While on a recent trip, I was stopped by several forms of artwork: pieces of tile arranged to reveal a Dutch nobleman; people dressed in black and red to silhouette the face of Marilyn Monroe; and a figure seated in a Sukhasana pose.

What makes up who we are?

Each of these art objects draw upon individuals (tiles, people, strips of metal) to form the whole.  Similar to a jigsaw puzzle, a missing piece would cause the image to be unfinished, incomplete, not whole.
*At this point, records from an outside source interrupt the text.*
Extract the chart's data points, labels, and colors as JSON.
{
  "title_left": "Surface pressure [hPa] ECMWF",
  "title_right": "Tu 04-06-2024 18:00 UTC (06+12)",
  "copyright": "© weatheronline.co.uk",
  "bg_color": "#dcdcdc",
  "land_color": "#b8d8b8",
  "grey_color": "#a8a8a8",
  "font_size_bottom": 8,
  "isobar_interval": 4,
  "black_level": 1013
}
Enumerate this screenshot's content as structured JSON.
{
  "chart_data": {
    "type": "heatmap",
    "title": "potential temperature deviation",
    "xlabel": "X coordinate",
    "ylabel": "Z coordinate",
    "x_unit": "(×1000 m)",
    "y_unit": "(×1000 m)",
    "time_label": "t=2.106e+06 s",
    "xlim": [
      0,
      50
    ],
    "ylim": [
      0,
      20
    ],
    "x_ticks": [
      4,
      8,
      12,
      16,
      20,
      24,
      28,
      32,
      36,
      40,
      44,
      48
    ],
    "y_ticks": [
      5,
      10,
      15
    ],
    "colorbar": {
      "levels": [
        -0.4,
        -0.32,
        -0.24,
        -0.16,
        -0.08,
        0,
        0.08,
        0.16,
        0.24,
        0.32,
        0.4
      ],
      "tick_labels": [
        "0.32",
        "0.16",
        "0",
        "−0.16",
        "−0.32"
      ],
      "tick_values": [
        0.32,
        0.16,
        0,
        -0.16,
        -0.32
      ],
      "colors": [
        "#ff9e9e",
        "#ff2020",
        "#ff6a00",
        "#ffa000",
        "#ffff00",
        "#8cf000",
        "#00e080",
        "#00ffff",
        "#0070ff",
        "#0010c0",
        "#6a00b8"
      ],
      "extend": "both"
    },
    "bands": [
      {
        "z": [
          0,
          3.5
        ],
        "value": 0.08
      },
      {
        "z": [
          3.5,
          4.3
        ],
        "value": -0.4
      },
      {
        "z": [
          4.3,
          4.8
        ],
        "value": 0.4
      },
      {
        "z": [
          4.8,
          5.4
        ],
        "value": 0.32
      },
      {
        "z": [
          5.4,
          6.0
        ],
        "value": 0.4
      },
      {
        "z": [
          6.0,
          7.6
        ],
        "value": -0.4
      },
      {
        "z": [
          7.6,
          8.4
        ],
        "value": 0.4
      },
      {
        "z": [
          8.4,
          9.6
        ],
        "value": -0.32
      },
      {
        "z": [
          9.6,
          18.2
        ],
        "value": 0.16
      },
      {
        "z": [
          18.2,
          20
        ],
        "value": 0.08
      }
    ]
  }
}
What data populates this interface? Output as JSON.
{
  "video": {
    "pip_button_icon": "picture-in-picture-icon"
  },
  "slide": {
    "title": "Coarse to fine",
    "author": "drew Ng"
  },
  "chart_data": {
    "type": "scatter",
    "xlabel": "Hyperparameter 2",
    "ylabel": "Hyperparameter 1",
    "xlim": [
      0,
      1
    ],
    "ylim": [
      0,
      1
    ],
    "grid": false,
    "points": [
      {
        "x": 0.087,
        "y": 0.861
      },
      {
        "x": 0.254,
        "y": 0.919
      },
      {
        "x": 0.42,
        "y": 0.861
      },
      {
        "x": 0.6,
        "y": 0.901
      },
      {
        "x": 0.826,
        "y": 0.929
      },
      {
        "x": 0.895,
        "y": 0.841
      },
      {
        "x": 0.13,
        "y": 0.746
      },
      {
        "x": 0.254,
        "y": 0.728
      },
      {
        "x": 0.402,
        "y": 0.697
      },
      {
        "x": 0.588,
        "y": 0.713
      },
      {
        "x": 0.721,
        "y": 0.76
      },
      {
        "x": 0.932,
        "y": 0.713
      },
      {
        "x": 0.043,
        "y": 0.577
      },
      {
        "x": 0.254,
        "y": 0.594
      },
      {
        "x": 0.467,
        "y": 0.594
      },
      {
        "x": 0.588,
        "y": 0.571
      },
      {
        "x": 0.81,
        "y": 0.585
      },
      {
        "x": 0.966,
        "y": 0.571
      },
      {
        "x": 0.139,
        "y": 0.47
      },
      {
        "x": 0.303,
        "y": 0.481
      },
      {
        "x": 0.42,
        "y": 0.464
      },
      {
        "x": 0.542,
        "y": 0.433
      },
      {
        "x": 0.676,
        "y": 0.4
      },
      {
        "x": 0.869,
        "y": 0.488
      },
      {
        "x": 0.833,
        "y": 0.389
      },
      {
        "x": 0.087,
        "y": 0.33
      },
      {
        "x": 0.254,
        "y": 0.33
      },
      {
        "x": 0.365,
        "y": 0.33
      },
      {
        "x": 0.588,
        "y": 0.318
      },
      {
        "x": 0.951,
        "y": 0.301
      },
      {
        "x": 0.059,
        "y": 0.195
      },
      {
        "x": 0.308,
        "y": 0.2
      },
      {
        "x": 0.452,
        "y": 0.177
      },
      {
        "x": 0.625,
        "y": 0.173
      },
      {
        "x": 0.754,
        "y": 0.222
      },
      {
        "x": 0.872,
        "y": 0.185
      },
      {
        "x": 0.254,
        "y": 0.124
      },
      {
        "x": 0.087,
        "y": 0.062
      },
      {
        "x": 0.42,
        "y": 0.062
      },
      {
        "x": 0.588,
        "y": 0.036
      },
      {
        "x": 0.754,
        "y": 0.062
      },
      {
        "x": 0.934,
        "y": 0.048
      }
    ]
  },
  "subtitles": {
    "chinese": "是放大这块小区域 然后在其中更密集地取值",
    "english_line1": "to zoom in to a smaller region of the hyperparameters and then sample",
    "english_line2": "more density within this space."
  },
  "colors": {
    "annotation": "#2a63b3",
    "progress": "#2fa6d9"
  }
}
Remember what it was like to get to the end of the puzzle and discover one piece was missing?!

Is that what it is like when a loved one dies, moves away, or leaves us when there is a disagreement?  We feel separated, unfinished, incomplete, not whole.

Can we look beyond our first impressions?
(See what makes up the black and red marks,
click on image to enlarge)


I wonder if that is also true when we do not explore our assumptions about others, our conclusions about their intentions, or how we no longer see how they have changed?  We remain unfinished, incomplete, not whole.

If we focus only on the individual tiles or people in the Dutchman and Marilyn portraits, we lose the ability to see the image that is created when we come together.  Or, maybe we are locked inside the shell of what we believe: a hollow cavern that imprisons us by our thoughts.

Is there more to us than our outer shell?

This doesn't mean that we must give up our values and what is important to us.  Instead, we are invited to share what makes us unique -- while at the same time, listen and accept what is important and unique about the other person.  What binds us together is the Spirit that created and infused us with beauty.  Our goal is to seek the Both-And of the unique individuals we are and the beauty created when we come together.

May we seek out what or who is missing is our lives and learn to cherish our ability to see the whole.